Хорошо еще, в это время рядом с тобой такой же, как ты, — мечтатель, друг, поэт... Первый поэт нашего времени — так считал Валериан Майков, — тихий, застенчивый, совсем еще мальчик — Алексей Плещеев. Они тесно сдружились в этот год и часто бродили вместе по Петербургу. Он был близок с Дуровым и Пальмом, посещал «пятницы» Петрашевского, горячо верил в будущее торжество добра, в золотой век, готов был пострадать, лишь бы приблизить его хоть на мгновение:
Страдать за всех, страдать безмерно,
Лишь в муках счастье находить... —
читал он своему новому другу, и оба соглашались, что мечты о литературной славе и тем более о личном счастье недостойны их, потому что перед ними «лежит далекий, скорбный путь...».
Но и сам этот путь вырисовывался еще совсем призрачно, словно и он был одним из видений белых ночей, а сердце уже грустило и томилось его неопределенной далью.
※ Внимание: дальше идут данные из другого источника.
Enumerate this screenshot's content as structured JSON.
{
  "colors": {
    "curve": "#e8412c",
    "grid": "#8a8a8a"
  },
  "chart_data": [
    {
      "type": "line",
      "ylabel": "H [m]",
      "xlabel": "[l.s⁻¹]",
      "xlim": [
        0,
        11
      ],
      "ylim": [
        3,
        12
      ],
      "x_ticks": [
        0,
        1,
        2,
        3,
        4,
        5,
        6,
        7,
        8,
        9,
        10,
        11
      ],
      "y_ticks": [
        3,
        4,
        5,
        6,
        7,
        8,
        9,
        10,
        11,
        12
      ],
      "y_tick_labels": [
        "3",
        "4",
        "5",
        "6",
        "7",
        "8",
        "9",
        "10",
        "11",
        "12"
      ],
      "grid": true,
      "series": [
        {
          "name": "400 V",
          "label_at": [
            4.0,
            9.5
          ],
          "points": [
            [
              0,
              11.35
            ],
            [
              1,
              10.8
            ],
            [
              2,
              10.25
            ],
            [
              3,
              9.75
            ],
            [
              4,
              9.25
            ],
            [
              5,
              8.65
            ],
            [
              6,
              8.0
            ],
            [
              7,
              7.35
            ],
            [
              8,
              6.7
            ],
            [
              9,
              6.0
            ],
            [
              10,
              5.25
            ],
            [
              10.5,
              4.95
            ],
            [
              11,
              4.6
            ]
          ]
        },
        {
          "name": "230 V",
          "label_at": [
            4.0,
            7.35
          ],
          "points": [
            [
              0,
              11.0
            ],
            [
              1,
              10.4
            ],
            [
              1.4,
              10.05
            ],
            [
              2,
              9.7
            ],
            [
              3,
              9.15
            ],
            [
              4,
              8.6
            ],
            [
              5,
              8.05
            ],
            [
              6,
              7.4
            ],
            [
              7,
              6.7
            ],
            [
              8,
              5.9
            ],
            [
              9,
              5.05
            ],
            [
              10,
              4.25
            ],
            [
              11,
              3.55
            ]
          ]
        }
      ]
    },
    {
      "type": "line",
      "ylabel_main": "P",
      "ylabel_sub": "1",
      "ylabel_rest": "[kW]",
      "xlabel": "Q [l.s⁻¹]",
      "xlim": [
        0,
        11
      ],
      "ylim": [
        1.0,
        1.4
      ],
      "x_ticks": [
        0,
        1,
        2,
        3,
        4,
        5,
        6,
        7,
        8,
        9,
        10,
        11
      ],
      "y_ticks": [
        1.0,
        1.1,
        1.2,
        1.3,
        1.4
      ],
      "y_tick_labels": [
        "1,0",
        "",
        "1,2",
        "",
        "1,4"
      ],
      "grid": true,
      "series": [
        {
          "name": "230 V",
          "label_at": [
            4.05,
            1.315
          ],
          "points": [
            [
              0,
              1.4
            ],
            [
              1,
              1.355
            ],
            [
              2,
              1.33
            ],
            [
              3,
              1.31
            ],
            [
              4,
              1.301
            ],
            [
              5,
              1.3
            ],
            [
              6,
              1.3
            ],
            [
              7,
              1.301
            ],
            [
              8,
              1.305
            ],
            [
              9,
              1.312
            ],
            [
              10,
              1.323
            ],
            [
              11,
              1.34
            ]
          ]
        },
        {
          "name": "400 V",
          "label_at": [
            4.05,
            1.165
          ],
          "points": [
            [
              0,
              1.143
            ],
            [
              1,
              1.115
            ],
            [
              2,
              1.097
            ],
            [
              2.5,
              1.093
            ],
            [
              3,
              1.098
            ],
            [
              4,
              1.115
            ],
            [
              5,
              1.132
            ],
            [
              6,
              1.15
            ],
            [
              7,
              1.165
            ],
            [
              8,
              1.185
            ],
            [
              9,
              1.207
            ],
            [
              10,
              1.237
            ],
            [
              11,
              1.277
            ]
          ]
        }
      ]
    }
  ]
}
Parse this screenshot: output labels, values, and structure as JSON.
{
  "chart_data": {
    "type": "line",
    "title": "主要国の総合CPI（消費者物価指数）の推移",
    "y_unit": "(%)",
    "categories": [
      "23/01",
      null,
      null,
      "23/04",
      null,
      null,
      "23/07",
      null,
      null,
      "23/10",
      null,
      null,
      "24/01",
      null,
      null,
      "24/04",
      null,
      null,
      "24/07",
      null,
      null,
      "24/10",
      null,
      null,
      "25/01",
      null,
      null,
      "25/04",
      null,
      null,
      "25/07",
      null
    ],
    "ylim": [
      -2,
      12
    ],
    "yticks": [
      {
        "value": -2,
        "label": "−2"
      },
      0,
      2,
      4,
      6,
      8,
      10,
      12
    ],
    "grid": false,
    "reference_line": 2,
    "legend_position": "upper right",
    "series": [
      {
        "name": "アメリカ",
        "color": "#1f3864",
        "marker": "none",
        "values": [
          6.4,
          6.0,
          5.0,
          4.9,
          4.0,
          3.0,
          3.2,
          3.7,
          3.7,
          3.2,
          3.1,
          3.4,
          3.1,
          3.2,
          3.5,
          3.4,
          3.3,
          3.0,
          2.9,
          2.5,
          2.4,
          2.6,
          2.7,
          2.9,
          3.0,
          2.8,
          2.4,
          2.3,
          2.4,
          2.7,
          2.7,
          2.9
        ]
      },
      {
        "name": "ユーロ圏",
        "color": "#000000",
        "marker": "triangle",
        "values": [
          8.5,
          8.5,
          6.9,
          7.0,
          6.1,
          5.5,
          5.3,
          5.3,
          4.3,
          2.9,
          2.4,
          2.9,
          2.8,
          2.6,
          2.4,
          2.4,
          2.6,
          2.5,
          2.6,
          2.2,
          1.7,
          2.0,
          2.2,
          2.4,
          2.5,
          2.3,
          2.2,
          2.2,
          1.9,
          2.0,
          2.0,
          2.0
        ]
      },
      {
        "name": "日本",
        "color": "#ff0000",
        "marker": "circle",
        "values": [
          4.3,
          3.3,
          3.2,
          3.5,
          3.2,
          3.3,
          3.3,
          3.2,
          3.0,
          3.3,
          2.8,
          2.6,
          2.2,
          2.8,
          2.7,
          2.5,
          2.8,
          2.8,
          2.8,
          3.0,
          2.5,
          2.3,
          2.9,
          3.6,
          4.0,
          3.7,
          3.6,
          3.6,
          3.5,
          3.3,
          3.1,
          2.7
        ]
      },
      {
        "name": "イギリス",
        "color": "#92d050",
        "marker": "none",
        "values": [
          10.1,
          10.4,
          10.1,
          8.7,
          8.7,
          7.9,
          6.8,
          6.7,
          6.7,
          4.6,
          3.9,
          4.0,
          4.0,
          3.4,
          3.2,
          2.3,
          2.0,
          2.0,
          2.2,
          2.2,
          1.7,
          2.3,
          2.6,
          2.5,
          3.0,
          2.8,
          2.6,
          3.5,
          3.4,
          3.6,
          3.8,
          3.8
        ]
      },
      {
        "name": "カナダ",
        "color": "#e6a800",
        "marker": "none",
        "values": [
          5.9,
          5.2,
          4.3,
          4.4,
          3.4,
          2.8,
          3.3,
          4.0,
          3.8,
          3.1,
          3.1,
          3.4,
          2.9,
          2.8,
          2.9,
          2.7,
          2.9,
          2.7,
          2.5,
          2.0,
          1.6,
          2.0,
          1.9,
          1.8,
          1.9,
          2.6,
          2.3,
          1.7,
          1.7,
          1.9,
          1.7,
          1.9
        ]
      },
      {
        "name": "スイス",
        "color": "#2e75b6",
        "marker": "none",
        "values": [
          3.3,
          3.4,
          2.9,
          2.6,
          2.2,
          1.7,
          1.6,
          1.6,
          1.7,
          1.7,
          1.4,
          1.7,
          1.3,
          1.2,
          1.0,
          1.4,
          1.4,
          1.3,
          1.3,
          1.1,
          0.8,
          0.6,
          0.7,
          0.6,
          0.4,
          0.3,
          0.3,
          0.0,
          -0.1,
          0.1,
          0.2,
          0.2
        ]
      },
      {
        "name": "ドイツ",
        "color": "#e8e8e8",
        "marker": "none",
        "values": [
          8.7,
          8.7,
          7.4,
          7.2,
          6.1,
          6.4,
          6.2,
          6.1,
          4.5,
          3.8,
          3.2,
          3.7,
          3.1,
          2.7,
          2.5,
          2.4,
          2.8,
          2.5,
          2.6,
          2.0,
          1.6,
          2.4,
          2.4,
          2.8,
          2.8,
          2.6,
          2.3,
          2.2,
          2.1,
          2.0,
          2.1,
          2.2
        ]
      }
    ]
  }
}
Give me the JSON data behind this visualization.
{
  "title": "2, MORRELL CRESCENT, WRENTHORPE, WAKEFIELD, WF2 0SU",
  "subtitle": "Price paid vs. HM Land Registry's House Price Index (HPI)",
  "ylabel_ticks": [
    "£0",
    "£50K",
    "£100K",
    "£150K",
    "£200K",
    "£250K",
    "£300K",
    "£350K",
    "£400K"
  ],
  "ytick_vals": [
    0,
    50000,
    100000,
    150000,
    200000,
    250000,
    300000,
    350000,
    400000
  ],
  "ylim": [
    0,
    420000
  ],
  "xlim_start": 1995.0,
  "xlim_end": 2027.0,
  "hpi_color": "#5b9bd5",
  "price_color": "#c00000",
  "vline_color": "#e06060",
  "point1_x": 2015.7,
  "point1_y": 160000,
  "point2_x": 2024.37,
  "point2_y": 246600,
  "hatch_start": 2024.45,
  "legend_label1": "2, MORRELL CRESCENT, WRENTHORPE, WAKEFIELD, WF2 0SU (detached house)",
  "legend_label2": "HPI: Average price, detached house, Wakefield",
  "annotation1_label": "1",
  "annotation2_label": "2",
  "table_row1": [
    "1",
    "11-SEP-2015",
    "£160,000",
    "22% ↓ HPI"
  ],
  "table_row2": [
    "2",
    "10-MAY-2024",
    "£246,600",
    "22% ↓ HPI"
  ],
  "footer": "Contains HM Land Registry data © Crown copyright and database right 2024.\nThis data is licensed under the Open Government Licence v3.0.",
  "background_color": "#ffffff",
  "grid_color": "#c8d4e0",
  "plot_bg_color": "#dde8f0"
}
А ночи стояли чудные, и какими бы стариками ни мыслили себя тогда юные мечтатели, чувство говорило им, что даже ночи, такие чудные, могут быть только оттого, что они еще так молоды, так чисты... Они шли по набережной Екатерининского канала и вдруг увидели невдалеке молодую женщину, она стояла, опершись на решетку, и, показалось, плакала. Они хотели подойти к ней, успокоить, помочь, но, видимо, испугавшись их, она выпрямилась, и через несколько мгновений ее белое платье растворилось в белесом сумраке.
Почему она не поверила им? Зачем рядом не оказалось какого-нибудь искателя ночных приключений, который не упустил бы случая, догнал бы ее — и уж тогда-то они могли, не имели бы даже права не подойти, не защитить ее... О, как бы она была благодарна им... ему, потому что он мог быть и один в эту ночь и один мог бы защитить ее, и она молча подала бы ему руку, еще дрожащую от волнения и испуга...
Иль был он создан для того,
Чтобы побыть хотя мгновенье
В соседстве сердца твоего?.. —
вспомнились вдруг чудные стихи пересмешника его — Тургенева, — и сам, поди, такой же мечтатель.
Достоевский усмехнулся: будь он помоложе, лет пять назад — ночь, неделю, а может, и год промечтал бы, целый роман пережил бы в воспаленном своем воображении, но теперь он не тот. Теперь он стар и давно уже не мечтатель. И все-таки кто б ни была ты, незнакомка, ночное видение — да будет ясно небо твое, да высохнут твои слезы, да будет безмятежна улыбка твоя, и будешь ты благословенна за эту светлую минуту, которую подарила ты другому одинокому сердцу...
— Касатик! А касатик! — разбудила его старуха, приходившая убирать квартиру. — Ну и сон молодой — всю ночь, видать, прогулял, я уж и паутину-то всю с потолка сняла, теперь хоть женись, так в самую пору...
День был отвратительный, над городом нависла низкая, непроглядная хмарь, лил дождь, резко похолодало. В этот день и пришла та страшная весть... Он тут же отправился к Яновскому, вошел к нему бледный — в гроб краше кладут — и, повалившись в кресло, почти шепотом только и сказал: «Батенька, великое горе свершилось — Белинский умер». Весь день он был до крайности возбужден, вспоминал о своей первой встрече с Виссарионом Григорьевичем, о спорах с ним. Не пришлось понять друг друга до конца? Что из того?